Weekly News Roundup: December 20, 2024
By The Editors
Whanki Museum Reopens After Major Refurbishment
Following a ten-month-long renovation, the private Whanki Museum in Seoul’s Buam-dong hillside neighborhood has reopened its doors to the public. The institution, which is dedicated to the late Korean abstract artist Kim Whanki (1913–1974), had closed in February to revamp its 33-year-old building and gallery spaces. Speaking with The Korea Herald, museum director Park Mee-jung explained that aside from switching to LED lights in the galleries, the building’s granite exterior had to be reconditioned “before it got too old.” The refurbished Whanki Museum welcomed visitors with two new exhibitions, “Kim Whanki_The Immortal Nature” and “Kim Whanki_The Duet,” which spotlight more than 100 drawings, oil paintings, and archival materials by the eponymous artist and will run through early March 2025.
Arijit Bhattacharyya Wins Ruckhaberle Award 2024
The Künstlerhof Frohnau (KHF) and the Department of Art and History Reinickendorf in Berlin have announced Indian-born, Weimar-based interdisciplinary artist Arijit Bhattacharyya as the winner of their sixth annual Ruckhaberle Award, which honors visual artists living in Germany whose work illuminates underrepresented social and political narratives. Bhattacharyya was selected for his ongoing research project, The Night of Long Silence (2024– ), a series of small-format drawings depicting vivid landscapes of violence by right-wing extremists, shown alongside museal objects and an evocative audio commentary. Along with a EUR 2,000 (USD 2,073) stipend, Bhattacharyya will participate in an artist residency at Künstler Frohnau and develop a solo exhibition and publication of his work. Works by all seven finalists are currently on view in a group exhibition at the GalerieETAGE in Berlin’s Museum Reinickendorf, which will run through March 2, 2025.
India Art Fair 2025 Reveals Further Program Details
The 16th iteration of the India Art Fair is set to return from February 6–9, 2025 at the NSIC Exhibition Grounds in New Delhi. In its most ambitious edition to date, India Art Fair 2025 will gather a record 118 exhibitors, including 78 galleries and major art institutions from South Asia and beyond. Alongside local and international talents, the event will feature diasporic South Asian artists such as Anish Kapoor and Huma Bhabha, and Chinese dissident artist Ai Weiwei. Indian performance artist Nikhil Chopra, who was recently appointed as curator of the sixth Kochi-Muziris Biennale, will also return to the fair. The citywide program includes an outdoor site-specific LED installation by Italian British artist duo Claire Fontaine based on their acclaimed series Foreigners Everywhere (2004– ); a major retrospective of Indian painter and poet Gulam Mohammed Sheikh at the Kiran Nadar Museum of Art; and a solo exhibition by Mumbai-based conceptual artist Shilpa Gupta at Bikaner House. In a press release, fair director Jaya Asokan stated: “Our program of commissions will see the city come alive . . . South Asian art is truly having a moment and we’re incredibly proud to be playing our part in sharing it with the world!”

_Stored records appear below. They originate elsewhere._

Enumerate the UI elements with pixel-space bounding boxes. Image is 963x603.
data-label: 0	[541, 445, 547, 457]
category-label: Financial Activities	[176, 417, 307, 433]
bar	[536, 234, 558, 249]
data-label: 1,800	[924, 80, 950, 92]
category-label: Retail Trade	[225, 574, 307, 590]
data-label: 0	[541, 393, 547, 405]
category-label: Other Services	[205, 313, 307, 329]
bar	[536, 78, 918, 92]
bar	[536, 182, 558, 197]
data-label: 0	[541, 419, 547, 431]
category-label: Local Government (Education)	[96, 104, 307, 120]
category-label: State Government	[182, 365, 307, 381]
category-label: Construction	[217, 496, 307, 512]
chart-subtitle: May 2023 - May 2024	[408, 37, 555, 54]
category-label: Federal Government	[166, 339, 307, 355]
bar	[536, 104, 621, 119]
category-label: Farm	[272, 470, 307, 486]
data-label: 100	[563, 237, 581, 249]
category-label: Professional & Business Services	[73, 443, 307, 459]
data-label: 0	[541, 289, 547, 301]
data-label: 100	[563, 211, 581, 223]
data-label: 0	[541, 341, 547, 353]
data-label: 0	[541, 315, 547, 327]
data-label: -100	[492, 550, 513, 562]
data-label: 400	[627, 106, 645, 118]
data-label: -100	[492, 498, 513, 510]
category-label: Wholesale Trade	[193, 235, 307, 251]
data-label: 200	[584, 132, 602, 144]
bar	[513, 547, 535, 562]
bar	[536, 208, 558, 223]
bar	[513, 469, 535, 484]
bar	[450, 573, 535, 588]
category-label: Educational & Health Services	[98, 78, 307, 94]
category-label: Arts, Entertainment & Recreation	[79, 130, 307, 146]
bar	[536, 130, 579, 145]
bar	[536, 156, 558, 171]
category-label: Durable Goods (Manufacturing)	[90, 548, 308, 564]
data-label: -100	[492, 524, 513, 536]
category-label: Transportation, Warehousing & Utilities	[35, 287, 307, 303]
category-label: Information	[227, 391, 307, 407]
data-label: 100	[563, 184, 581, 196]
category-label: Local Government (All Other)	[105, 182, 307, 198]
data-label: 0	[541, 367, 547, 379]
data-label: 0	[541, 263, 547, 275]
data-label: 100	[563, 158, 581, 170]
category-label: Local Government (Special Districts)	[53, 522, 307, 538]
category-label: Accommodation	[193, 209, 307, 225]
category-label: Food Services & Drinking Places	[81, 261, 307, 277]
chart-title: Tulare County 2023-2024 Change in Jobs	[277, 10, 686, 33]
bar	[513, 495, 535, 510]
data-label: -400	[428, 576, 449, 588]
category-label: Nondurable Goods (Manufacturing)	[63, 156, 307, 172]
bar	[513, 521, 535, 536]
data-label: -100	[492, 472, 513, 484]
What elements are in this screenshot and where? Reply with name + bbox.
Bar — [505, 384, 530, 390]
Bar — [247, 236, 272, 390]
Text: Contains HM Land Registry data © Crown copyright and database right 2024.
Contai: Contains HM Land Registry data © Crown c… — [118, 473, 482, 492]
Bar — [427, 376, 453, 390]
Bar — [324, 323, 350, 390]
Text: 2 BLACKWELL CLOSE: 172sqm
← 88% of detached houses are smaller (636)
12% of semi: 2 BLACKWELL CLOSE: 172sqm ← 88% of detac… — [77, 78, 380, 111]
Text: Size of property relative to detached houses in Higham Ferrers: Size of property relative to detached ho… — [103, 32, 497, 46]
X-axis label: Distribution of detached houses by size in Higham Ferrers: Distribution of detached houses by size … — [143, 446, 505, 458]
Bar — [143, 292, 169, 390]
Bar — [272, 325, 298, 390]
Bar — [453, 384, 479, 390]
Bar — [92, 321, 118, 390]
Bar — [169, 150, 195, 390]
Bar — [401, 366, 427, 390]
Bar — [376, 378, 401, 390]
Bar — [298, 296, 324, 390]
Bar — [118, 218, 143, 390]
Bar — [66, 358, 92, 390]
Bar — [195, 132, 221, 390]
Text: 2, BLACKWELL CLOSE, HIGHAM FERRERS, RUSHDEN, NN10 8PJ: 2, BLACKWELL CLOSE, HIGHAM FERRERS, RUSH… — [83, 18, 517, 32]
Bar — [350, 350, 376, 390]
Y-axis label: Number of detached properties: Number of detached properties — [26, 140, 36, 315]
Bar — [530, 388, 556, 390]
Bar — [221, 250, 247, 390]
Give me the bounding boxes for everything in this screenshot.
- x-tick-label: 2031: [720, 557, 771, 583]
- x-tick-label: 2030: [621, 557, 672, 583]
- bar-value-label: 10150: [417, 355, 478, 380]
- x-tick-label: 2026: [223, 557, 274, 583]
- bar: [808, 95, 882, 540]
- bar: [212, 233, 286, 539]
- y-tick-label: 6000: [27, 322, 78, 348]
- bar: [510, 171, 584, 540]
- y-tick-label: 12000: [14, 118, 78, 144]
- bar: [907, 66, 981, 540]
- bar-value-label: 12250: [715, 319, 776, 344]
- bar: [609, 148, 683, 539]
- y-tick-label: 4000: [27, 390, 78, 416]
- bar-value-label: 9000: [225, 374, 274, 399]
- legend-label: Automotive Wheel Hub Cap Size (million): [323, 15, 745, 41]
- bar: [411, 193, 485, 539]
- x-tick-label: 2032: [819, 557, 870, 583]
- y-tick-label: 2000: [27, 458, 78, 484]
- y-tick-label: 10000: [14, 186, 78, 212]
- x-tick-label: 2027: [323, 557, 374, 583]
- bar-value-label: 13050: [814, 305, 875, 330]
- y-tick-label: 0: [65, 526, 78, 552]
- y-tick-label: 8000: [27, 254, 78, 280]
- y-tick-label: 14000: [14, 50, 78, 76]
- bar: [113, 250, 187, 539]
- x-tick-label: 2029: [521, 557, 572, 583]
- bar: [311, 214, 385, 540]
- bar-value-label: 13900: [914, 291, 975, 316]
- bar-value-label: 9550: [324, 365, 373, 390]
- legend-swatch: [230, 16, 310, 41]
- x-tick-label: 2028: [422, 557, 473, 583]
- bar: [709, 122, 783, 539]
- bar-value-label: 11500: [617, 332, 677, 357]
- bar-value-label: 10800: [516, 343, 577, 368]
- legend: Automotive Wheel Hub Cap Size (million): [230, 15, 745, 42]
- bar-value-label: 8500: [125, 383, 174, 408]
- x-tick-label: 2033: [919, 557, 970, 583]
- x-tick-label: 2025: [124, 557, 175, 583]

CCS Bard Announces 26th Curatorial Prize Winner
On December 17, New York’s Center for Curatorial Studies, Bard College (CCS Bard) named Thai curator Gridthiya Gaweewong as the recipient of its annual 2025 Audrey Irmas Award for Curatorial Excellence, which celebrates innovative and outstanding curators. In her curatorial practice, Gaweewong—who is currently the artistic director of the Bangkok-based Jim Thompson Art Center—focuses on the social changes in the post-Cold War era experienced by artists from Thailand and beyond. Having curated exhibitions internationally, including in Berlin, Mexico City, and Tokyo, she was also the artistic director of the Thailand Biennale 2023 in Chiang Rai alongside Thai installation artist Rirkrit Tiravanija. CCS Bard’s executive director Tom Eccles remarked that her innovative curatorial approach “subverts institutional narratives in lieu of artist-led and personal perspectives.” Gaweewong was selected by an independent jury comprising leading curators, artists, and museum directors, and will receive a USD 25,000 cash prize. Accepting the award, Gaweewong stated in a press release: “It inspires me to curate passionately, trusting art’s power to foster resilience and meaningful societal change.”